Whether  intentional or not, teaching players to avoid failure through our words, body language or actions, will hamper a players development. Players must understand failure is a necessary part of their improvement process and they will experience  it during the development process. It should not be viewed as making them some how inferior rather it is a sign they are moving in the right direction. 

As Pixar director Andrew Stanton, director of Finding Nemo and WALL-E, describes this way of operating, “My strategy has always been: be wrong as fast as we can. Which basically means, we’re gonna screw up, let’s just admit that. Let’s not be afraid of that. But let’s do it as fast as we can so we can get to the answer. You can’t get to adulthood before you go through puberty. I won’t get it right the first time, but I will get it wrong really soon, really quickly.”
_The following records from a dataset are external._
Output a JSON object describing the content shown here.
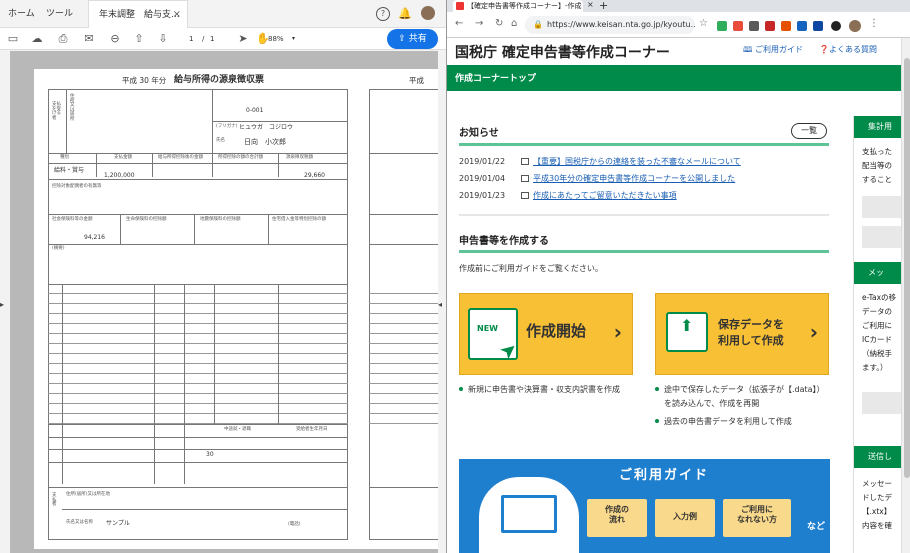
{
  "pdf_app": {
    "tabs": {
      "home": "ホーム",
      "tools": "ツール",
      "document": "年末調整　給与支..."
    },
    "toolbar": {
      "page_current": "1",
      "page_separator": "/",
      "page_total": "1",
      "zoom": "88%",
      "share_label": "共有"
    },
    "document": {
      "year_label": "平成 30 年分",
      "title": "給与所得の源泉徴収票",
      "page2_year": "平成",
      "recipient_label": "支払を受ける者",
      "address_label": "住所又は居所",
      "id_number": "0-001",
      "furigana_label": "(フリガナ)",
      "furigana": "ヒュウガ　コジロウ",
      "name_label": "氏名",
      "name": "日向　小次郎",
      "col_type": "種別",
      "col_payment": "支払金額",
      "col_after_deduction": "給与所得控除後の金額",
      "col_deduction_total": "所得控除の額の合計額",
      "col_tax": "源泉徴収税額",
      "type_value": "給料・賞与",
      "payment_value": "1,200,000",
      "tax_value": "29,660",
      "spouse_label": "控除対象配偶者の有無等",
      "insurance_social": "社会保険料等の金額",
      "insurance_life": "生命保険料の控除額",
      "insurance_earthquake": "地震保険料の控除額",
      "housing_loan": "住宅借入金等特別控除の額",
      "insurance_value": "94,216",
      "remarks_label": "(摘要)",
      "payer_label": "支払者",
      "payer_address": "住所(居所)又は所在地",
      "payer_name": "氏名又は名称",
      "payer_name_value": "サンプル",
      "phone_label": "(電話)",
      "mid_year_label": "中途就・退職",
      "birth_label": "受給者生年月日",
      "birth_day": "30"
    }
  },
  "browser": {
    "tab_title": "【確定申告書等作成コーナー】-作成",
    "new_tab": "+",
    "url": "https://www.keisan.nta.go.jp/kyoutu..."
  },
  "site": {
    "title": "国税庁 確定申告書等作成コーナー",
    "header_links": {
      "guide": "ご利用ガイド",
      "faq": "よくある質問"
    },
    "section_bar": "作成コーナートップ",
    "notices_title": "お知らせ",
    "notices_more": "一覧",
    "notices": [
      {
        "date": "2019/01/22",
        "text": "【重要】国税庁からの連絡を装った不審なメールについて"
      },
      {
        "date": "2019/01/04",
        "text": "平成30年分の確定申告書等作成コーナーを公開しました"
      },
      {
        "date": "2019/01/23",
        "text": "作成にあたってご留意いただきたい事項"
      }
    ],
    "create_title": "申告書等を作成する",
    "create_sub": "作成前にご利用ガイドをご覧ください。",
    "start_button": {
      "badge": "NEW",
      "label": "作成開始"
    },
    "saved_button": {
      "label_line1": "保存データを",
      "label_line2": "利用して作成"
    },
    "start_bullets": [
      "新規に申告書や決算書・収支内訳書を作成"
    ],
    "saved_bullets": [
      "途中で保存したデータ（拡張子が【.data】）",
      "を読み込んで、作成を再開",
      "過去の申告書データを利用して作成"
    ],
    "guide_banner": {
      "title": "ご利用ガイド",
      "buttons": [
        {
          "line1": "作成の",
          "line2": "流れ"
        },
        {
          "line1": "入力例",
          "line2": ""
        },
        {
          "line1": "ご利用に",
          "line2": "なれない方"
        }
      ],
      "etc": "など"
    },
    "side": {
      "header1": "集計用",
      "text1": [
        "支払った",
        "配当等の",
        "すること"
      ],
      "header2": "メッ",
      "text2": [
        "e-Taxの移",
        "データの",
        "ご利用に",
        "ICカード",
        "（納税手",
        "ます。）"
      ],
      "header3": "送信し",
      "text3": [
        "メッセー",
        "ドしたデ",
        "【.xtx】",
        "内容を確"
      ]
    }
  },
  "colors": {
    "accent_green": "#008b4a",
    "yellow": "#f7c035",
    "guide_blue": "#1f7fcf",
    "share_blue": "#1473e6"
  }
}
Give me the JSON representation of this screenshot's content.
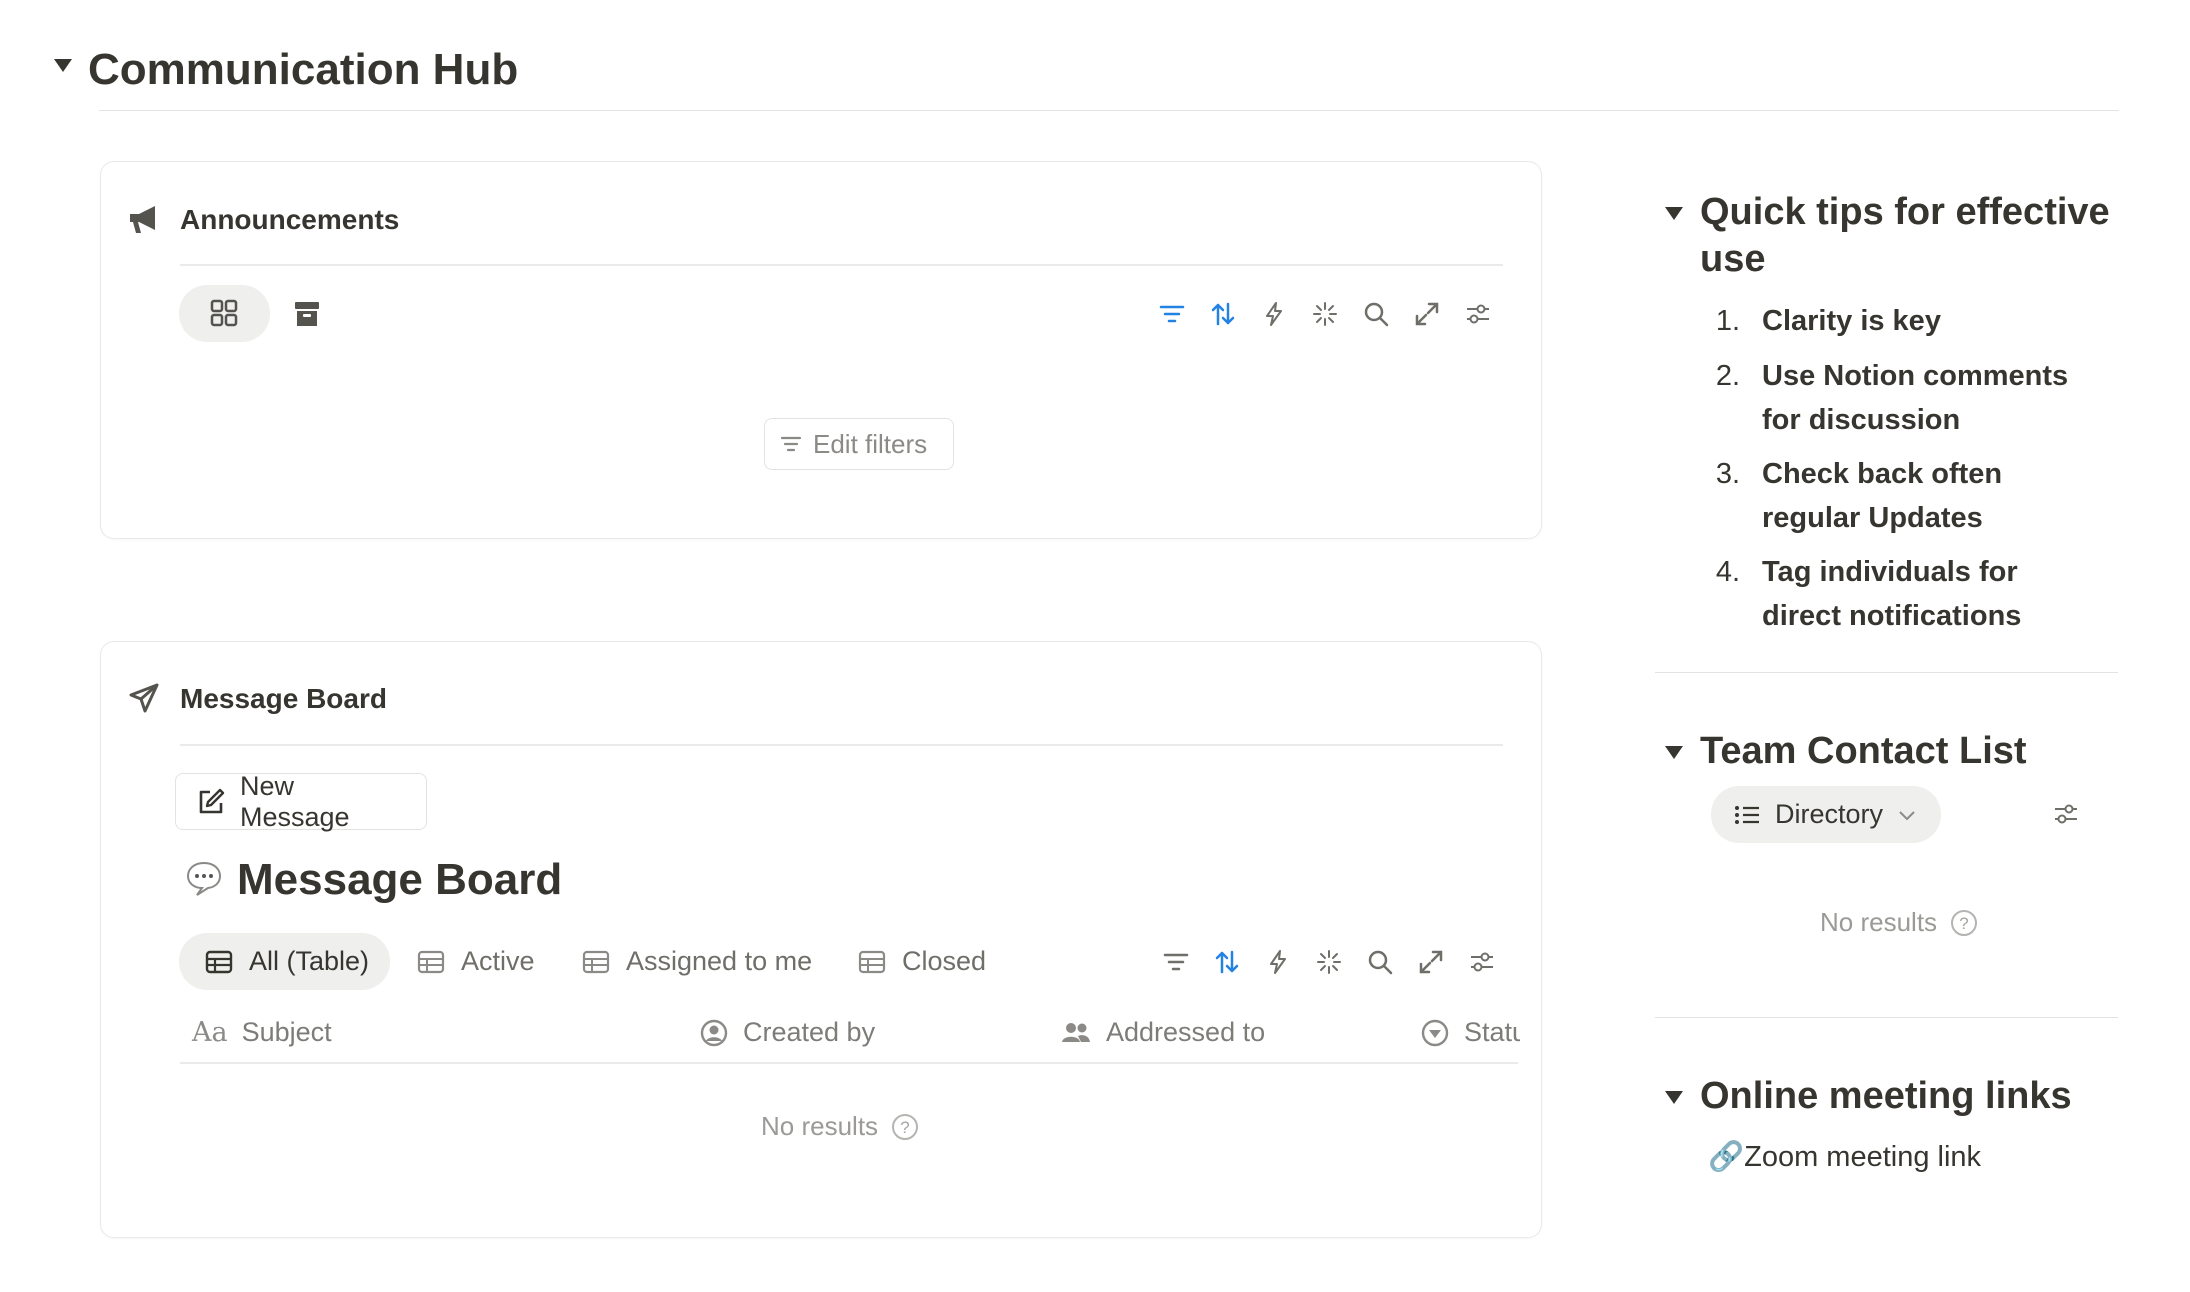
{
  "page": {
    "title": "Communication Hub"
  },
  "announcements": {
    "title": "Announcements",
    "edit_filters_label": "Edit filters"
  },
  "message_board": {
    "title": "Message Board",
    "new_message_label": "New Message",
    "database_title": "Message Board",
    "tabs": [
      {
        "label": "All (Table)",
        "active": true
      },
      {
        "label": "Active",
        "active": false
      },
      {
        "label": "Assigned to me",
        "active": false
      },
      {
        "label": "Closed",
        "active": false
      }
    ],
    "columns": [
      {
        "label": "Subject",
        "icon": "text-property-icon"
      },
      {
        "label": "Created by",
        "icon": "person-circle-icon"
      },
      {
        "label": "Addressed to",
        "icon": "people-icon"
      },
      {
        "label": "Statu",
        "icon": "status-icon"
      }
    ],
    "empty_label": "No results"
  },
  "quick_tips": {
    "title": "Quick tips for effective use",
    "items": [
      {
        "num": "1.",
        "text": "Clarity is key"
      },
      {
        "num": "2.",
        "text": "Use Notion comments for discussion"
      },
      {
        "num": "3.",
        "text": "Check back often regular Updates"
      },
      {
        "num": "4.",
        "text": "Tag individuals for direct notifications"
      }
    ]
  },
  "team_contact": {
    "title": "Team Contact List",
    "view_label": "Directory",
    "empty_label": "No results"
  },
  "meeting_links": {
    "title": "Online meeting links",
    "link_label": "🔗Zoom meeting link"
  },
  "colors": {
    "text": "#37352f",
    "muted": "#9b9a97",
    "accent_blue": "#2383e2",
    "border": "#e9e9e7"
  }
}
Failing quickly to learn fast is also a central operating principle for seasoned entrepreneurs who routinely describe their approach as failing forward. That is, entrepreneurs push ideas into the market as quickly as possible in order to learn from mistakes and failures that will point the way forward. This is an extremely well-known Silicon Valley operating principle. Howard Schultz’s experience building Starbucks illustrates the point. He and his colleagues had to try hundreds of ideas, on everything from nonstop opera music to baristas wearing bowties, to hundreds of different types of beverages before being able to define the Starbucks experience.

 Sims, Peter (2011-04-19). Little Bets (pp. 52-53). Free Press. Kindle Edition.

Avoidance of failure means avoiding reaching your fullest potential and often times the quickest way to reaching new levels of success is through failing quickly.

Know your strengths

Golf is a great test of one’s ability to focus on their strengths, as there are no reactions to opponents, it is you and you alone deciding the shot  you are going to attempt.  During a recent round I found myself again trying to hit a shot that I see many good players hit when facing the shot I was. I knew that was not the best shot for me as I am better at hitting a high flop shot than I am at hitting a bump and run into the side of the bank.  Yet I had this internal debate going in my head that if I play against conventional wisdom (which is playing to my strength) am I somehow lesser of a player.  Unfortunately, I displayed some mental weakness and attempted the conventionally wise shot and wound up making bogey, I should have played to my strengths. 

This experience got me thinking how this relates to coaching. As a coach am I trying to get a player to play like someone else or am I trying to help them become the best player they can be based on their unique giftings?  This is not to say that we don’t teach players fundamental skills, but as coaches we should not stifle creativity to do things a little differntly as that leads to innovation.  The game of basketball would look differently if Whitey Skoog, John Miller Cooper, or Ken Sailors  had not been allowed to take a jump shot as up to then it was believed that a set shot was most effective.

Good coaches don’t try to create cookie cutter players, they help players realize their strengths and how to maximize them within the team and the game.

Good coaches develop players to their fullest potential, not trying to force them mirror someone elses path to their fullest potnential.